Campaign Model: ETA Calculation
Add methods to calculate campaign estimated finish time (both current and total).
# app/models/campaign.rb
class Campaign < ApplicationRecord
# ... existing code ...
# Current attack ETA (only running attacks)
def current_eta
Rails.cache.fetch("#{cache_key_with_version}/current_eta", expires_in: 1.minute) do
calculate_current_eta
end
end
# Total campaign ETA (all incomplete attacks)
def total_eta
Rails.cache.fetch("#{cache_key_with_version}/total_eta", expires_in: 1.minute) do
calculate_total_eta
end
end
private
def calculate_current_eta
running_attacks = attacks.with_state(:running)
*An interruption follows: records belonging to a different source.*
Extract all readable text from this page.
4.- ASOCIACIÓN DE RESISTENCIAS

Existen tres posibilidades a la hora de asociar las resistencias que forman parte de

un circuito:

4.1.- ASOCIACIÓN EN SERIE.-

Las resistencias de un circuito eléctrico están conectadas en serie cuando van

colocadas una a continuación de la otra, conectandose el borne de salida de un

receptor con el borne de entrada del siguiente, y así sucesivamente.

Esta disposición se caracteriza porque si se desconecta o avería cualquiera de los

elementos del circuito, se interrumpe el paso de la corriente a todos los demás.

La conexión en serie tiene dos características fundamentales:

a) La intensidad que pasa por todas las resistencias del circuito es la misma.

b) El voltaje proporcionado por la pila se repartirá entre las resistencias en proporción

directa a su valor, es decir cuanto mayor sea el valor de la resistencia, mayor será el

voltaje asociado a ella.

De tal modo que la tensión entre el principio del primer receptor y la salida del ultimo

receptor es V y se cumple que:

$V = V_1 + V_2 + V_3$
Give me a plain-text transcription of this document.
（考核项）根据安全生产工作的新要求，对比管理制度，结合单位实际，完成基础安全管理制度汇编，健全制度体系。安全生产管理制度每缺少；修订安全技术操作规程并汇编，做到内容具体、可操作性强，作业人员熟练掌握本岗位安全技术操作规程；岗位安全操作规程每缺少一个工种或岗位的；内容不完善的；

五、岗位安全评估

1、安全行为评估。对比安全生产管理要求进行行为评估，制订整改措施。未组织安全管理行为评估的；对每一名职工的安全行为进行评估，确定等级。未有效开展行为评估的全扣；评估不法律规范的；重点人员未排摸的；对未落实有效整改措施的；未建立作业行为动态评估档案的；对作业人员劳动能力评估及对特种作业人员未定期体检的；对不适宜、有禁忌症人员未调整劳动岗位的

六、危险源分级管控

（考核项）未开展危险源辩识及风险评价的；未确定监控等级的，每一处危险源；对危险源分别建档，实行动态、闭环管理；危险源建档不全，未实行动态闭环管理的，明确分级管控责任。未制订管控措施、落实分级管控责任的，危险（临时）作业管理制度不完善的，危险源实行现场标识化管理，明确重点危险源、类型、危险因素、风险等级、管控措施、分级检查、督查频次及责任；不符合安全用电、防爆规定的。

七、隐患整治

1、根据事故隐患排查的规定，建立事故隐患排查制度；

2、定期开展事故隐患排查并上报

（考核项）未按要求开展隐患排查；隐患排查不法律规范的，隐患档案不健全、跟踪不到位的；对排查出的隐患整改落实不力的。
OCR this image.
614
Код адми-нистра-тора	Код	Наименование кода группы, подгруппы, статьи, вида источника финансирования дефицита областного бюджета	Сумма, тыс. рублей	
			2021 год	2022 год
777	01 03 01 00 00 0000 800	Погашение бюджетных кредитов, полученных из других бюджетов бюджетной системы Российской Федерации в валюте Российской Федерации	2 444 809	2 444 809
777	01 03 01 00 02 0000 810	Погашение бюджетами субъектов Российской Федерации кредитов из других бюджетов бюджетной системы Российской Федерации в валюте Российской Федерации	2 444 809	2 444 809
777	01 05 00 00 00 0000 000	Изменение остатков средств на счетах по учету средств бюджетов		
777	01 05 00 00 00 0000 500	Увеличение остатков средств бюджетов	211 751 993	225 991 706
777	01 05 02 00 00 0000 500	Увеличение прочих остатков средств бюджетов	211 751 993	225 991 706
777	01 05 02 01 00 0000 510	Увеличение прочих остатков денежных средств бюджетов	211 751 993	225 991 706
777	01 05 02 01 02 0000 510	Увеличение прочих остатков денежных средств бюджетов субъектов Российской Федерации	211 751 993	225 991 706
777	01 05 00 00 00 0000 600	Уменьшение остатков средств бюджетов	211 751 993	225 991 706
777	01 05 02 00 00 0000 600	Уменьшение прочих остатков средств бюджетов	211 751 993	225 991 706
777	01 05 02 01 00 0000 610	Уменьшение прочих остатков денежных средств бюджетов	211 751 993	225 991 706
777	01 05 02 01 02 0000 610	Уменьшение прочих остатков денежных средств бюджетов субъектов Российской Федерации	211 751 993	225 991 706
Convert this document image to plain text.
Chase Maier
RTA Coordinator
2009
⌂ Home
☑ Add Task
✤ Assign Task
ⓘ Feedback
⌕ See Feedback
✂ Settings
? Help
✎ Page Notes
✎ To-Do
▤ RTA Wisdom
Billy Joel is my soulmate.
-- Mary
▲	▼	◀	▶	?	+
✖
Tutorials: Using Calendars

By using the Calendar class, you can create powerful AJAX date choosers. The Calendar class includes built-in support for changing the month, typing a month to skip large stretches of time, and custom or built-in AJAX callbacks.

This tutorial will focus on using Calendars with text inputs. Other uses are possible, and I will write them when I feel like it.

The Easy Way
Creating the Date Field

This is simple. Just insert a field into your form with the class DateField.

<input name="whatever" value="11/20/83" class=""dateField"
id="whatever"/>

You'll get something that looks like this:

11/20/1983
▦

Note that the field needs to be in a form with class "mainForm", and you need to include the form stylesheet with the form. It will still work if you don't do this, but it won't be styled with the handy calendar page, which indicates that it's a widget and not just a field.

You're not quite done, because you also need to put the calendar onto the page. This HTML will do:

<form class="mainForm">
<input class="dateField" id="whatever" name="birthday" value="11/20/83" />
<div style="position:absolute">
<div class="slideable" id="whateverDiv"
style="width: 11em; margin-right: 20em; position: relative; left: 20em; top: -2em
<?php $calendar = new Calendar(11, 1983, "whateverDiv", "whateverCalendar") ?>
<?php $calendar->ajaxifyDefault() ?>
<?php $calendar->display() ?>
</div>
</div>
return nil if running_attacks.empty?
# Return the maximum ETA of all running attacks
etas = running_attacks.map(&:estimated_finish_time).compact
etas.max
end
def calculate_total_eta
incomplete_attacks = attacks.without_states(:completed, :exhausted)
return nil if incomplete_attacks.empty?
# Get estimated finish times for running attacks
running_etas = incomplete_attacks.with_state(:running).map(&:estimated_finish_time).compact
pending_count = incomplete_attacks.with_state(:pending).count
# If we have running attacks, convert ETAs to durations (seconds remaining)
if running_etas.any?
# Convert Time objects to durations (seconds from now)
running_durations = running_etas.map { |t| (t - Time.current).to_f }.compact
avg_duration = running_durations.sum / running_durations.size
running_max_seconds = running_durations.max.to_f
# Total = max running duration + estimated time for all pending attacks
total_seconds = running_max_seconds + (pending_count * avg_duration)
Time.current + total_seconds.seconds
else
nil # Can't estimate without running attacks
end
end
end
Rationale: Showing both current and total ETA gives users a complete picture: "Current attack finishes in 2h, entire campaign finishes in 6h". This manages expectations better than showing only current attack ETA.
HashList Model: Recent Cracks
Add method to retrieve recently cracked hashes (last 24 hours).
# app/models/hash_list.rb
class HashList < ApplicationRecord
# ... existing code ...
def recent_cracks(limit: 100)
Rails.cache.fetch("#{cache_key_with_version}/recent_cracks", expires_in: 1.minute) do
hash_items
.where("cracked_time > ?", 24.hours.ago)
.order(cracked_time: :desc)
.limit(limit)
end
end
def recent_cracks_count
Rails.cache.fetch("#{cache_key_with_version}/recent_cracks_count", expires_in: 1.minute) do
hash_items.where("cracked_time > ?", 24.hours.ago).count
end
end
end
3. State Machine Extensions#
Task Model: Add Retry Event
Add retry event to Task state machine for proper failed → pending transition.
# app/models/task.rb
class Task < ApplicationRecord
# ... existing code ...
state_machine :state, initial: :pending do
# ... existing events ...
# New retry event for manual task retry
event :retry do
transition failed: :pending
end
after_transition on: :retry do |task|
Rails.logger.info("[Task #{task.id}] Agent #{task.agent_id} - Attack #{task.attack_id} - State change: failed -> pending - Task manually retried")
task.increment!(:retry_count)
task.update(last_error: nil) # Clear previous error
end
end
end
Rationale: Adding a proper state machine event ensures retry follows the same lifecycle management as other state transitions, triggers appropriate callbacks, and maintains system invariants.
4. Authorization Rules#
CanCanCan Abilities: Task Management
Add project-based authorization for task management actions.
# app/models/ability.rb
class Ability
include CanCan::Ability
def initialize(user)
# ... existing code ...
# Task management (project-based)
can :read, Task, attack: { campaign: { project_id: user.project_ids } }
can :cancel, Task, attack: { campaign: { project_id: user.project_ids } }
can :retry, Task, attack: { campaign: { project_id: user.project_ids } }
can :reassign, Task, attack: { campaign: { project_id: user.project_ids } }
can :download_results, Task, attack: { campaign: { project_id: user.project_ids } }
# Admins can manage all tasks
can :manage, Task if user.admin?
end
end
Component Architecture#
1. New ViewComponents#
AgentStatusCardComponent
Displays agent status in list view with real-time updates.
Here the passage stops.